Estamos totalmente de acuerdo en que el régimen de Asad tiene la mayor cuota de responsabilidad en todo lo que ha acontecido en Siria, que es ante todo consecuencia de sus décadas de gobierno corrupto y autoritario. Además, el régimen reprimió violentamente un levantamiento popular de masas similar a los que se estaban produciendo en la región en 2011, facilitando la militarización y sectarización del conflicto. Estamos también de acuerdo en que el apoyo exterior de Rusia e Irán impidió la caída del régimen y que esta coalición de fuerzas pro-Asad es directamente responsable de la inmensa mayoría de la violencia, desplazamiento, atrocidades y destrucción en Siria.

Nuestro argumento es que, no obstante, EE. UU. ha desempeñado un papel significativo en la trayectoria de Siria posterior a 2011. Nos centramos en este rol no porque sea el factor más destacado en el conflicto, sino porque ambos somos académicos en EE. UU. y escribimos para analizar qué es lo que piensan los activistas y responsables políticos sobre la política exterior estadounidense. No escribimos desde un antiamericanismo rotundo, ni pensamos que Estados Unidos es la única potencia imperial relevante. El comportamiento ruso e iraní en Siria ha sido profundamente imperialista. Pero dado que existe un cierto grado de culpabilidad estadounidense, consideramos que es responsabilidad nuestra ofrecer un camino que EE. UU podría seguir.

Así pues, ¿cuál fue el papel de EE. UU.? Al comienzo del conflicto, los políticos estadounidenses se opusieron a una solución diplomática inclusiva a favor del enfoque «Asad debe marcharse». Apoyaron la formación del Consejo Nacional Sirio, se opusieron a negociaciones que incluyeran a Irán y ofrecieron apoyo a sus aliados regionales financiando y armando grupos sobre el terreno, contribuyendo también de esa forma a la militarización y sectarización. A medida que el conflicto avanzaba, EE. UU. empezó además a armar y entrenar a apoderados locales a través de un programa secreto dirigido por la CIA. Pero todo esto estaba guiado por una suposición errónea: que una fuerza limitada inclinaría la balanza y llevaría al derrocamiento del régimen. La intervención inicial en 2011 y 2012 proporcionó apoyo suficiente para que diversos grupos rebeldes continuaran la guerra contra Asad pero no bastó para que ganaran, asegurando de esa forma la prolongación de la violencia.

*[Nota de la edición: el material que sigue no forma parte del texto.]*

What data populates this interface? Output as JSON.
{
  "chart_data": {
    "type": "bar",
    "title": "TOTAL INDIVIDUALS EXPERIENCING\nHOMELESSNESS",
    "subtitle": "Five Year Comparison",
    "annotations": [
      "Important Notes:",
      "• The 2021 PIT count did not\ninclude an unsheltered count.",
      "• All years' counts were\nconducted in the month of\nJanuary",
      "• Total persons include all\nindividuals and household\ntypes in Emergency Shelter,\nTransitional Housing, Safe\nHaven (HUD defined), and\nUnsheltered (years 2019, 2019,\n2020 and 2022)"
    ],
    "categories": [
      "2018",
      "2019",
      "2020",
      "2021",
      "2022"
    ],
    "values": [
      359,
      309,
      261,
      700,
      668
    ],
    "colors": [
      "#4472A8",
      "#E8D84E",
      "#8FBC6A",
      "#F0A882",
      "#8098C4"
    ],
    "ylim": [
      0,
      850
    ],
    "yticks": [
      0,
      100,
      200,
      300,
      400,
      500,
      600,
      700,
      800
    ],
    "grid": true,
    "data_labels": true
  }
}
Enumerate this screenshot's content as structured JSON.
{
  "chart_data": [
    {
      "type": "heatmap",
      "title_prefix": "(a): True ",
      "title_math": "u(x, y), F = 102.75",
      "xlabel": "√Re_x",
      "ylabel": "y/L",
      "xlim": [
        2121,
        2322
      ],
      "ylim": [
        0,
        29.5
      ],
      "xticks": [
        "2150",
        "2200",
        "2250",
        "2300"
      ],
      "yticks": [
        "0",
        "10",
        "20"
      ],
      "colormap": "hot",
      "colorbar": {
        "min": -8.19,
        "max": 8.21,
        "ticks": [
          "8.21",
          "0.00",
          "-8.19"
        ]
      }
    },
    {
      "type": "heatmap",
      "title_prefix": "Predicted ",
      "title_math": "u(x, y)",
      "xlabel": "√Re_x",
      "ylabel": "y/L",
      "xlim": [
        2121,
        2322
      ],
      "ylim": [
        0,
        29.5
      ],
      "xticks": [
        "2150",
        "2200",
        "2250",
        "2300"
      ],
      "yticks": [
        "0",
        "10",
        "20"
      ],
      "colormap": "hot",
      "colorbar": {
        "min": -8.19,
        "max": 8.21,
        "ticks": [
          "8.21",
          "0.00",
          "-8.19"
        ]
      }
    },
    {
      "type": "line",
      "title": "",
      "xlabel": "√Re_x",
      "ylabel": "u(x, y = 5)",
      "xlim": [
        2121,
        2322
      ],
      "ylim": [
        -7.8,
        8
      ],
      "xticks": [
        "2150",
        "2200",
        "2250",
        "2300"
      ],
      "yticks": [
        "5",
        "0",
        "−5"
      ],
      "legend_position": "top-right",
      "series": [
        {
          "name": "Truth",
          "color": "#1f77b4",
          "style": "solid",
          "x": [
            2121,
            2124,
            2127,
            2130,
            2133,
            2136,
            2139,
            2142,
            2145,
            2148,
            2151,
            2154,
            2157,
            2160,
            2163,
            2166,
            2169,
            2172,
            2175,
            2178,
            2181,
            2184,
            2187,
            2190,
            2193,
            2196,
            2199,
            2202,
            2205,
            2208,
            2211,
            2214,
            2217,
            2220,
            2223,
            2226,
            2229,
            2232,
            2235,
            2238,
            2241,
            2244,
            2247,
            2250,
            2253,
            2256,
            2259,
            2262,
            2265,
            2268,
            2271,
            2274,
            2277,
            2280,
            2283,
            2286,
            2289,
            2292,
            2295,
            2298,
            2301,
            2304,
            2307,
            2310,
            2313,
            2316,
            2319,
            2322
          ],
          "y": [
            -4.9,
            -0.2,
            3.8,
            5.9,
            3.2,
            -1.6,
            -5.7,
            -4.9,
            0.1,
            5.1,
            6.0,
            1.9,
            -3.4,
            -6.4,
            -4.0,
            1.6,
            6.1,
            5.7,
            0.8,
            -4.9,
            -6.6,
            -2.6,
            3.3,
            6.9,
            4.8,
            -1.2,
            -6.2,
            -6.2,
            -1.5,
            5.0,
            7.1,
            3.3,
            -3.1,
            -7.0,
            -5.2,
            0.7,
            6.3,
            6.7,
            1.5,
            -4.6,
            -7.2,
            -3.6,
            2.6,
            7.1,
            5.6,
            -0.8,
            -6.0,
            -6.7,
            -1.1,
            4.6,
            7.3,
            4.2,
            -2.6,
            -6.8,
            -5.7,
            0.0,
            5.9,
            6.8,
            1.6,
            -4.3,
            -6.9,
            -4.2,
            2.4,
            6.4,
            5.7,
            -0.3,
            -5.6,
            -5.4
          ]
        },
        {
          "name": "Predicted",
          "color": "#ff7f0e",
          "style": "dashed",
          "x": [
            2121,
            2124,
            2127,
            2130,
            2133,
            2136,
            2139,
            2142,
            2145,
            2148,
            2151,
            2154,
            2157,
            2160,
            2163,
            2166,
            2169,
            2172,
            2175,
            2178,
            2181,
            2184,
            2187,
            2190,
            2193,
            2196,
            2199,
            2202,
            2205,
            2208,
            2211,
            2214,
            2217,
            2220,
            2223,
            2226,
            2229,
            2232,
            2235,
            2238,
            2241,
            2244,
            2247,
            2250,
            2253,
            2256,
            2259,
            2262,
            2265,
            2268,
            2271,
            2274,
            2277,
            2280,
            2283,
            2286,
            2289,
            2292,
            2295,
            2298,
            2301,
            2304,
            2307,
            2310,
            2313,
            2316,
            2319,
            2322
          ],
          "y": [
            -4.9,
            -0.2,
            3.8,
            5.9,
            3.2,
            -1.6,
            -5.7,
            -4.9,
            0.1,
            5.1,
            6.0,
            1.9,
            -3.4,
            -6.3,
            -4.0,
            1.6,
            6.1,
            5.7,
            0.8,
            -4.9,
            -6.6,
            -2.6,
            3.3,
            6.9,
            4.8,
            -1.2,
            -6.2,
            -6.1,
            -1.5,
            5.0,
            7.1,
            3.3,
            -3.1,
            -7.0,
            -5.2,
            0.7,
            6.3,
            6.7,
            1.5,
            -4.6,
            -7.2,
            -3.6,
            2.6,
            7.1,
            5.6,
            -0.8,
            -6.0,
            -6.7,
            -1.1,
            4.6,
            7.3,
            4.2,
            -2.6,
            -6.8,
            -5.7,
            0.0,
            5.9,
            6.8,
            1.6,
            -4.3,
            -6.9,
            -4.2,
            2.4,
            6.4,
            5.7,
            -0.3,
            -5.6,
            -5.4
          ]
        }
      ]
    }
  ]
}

Ya en 2012, EE. UU. mismo predijo que la financiación de los rebeldes, junto con la retirada de las fuerzas del régimen sirio del norte y este de Siria, crearían las condiciones para la aparición -en las palabras de un documento de la Agencia de Inteligencia de la Defensa- de una región salafista controlada en Siria. Una vez que allí surgió el Estado Islámico, EE. UU. empezó en 2014 a financiar, entrenar y armar directamente a los rebeldes sirios para que combatieran al ISIS. Los ataques estadounidenses y una campaña aérea más amplia contra el ISIS prosiguieron, con un record de víctimas civiles por todo Iraq y Siria. La campaña anti-ISIS se convirtió asimismo en un conducto de fondos y armas estadounidenses para las fuerzas kurdas del YPG.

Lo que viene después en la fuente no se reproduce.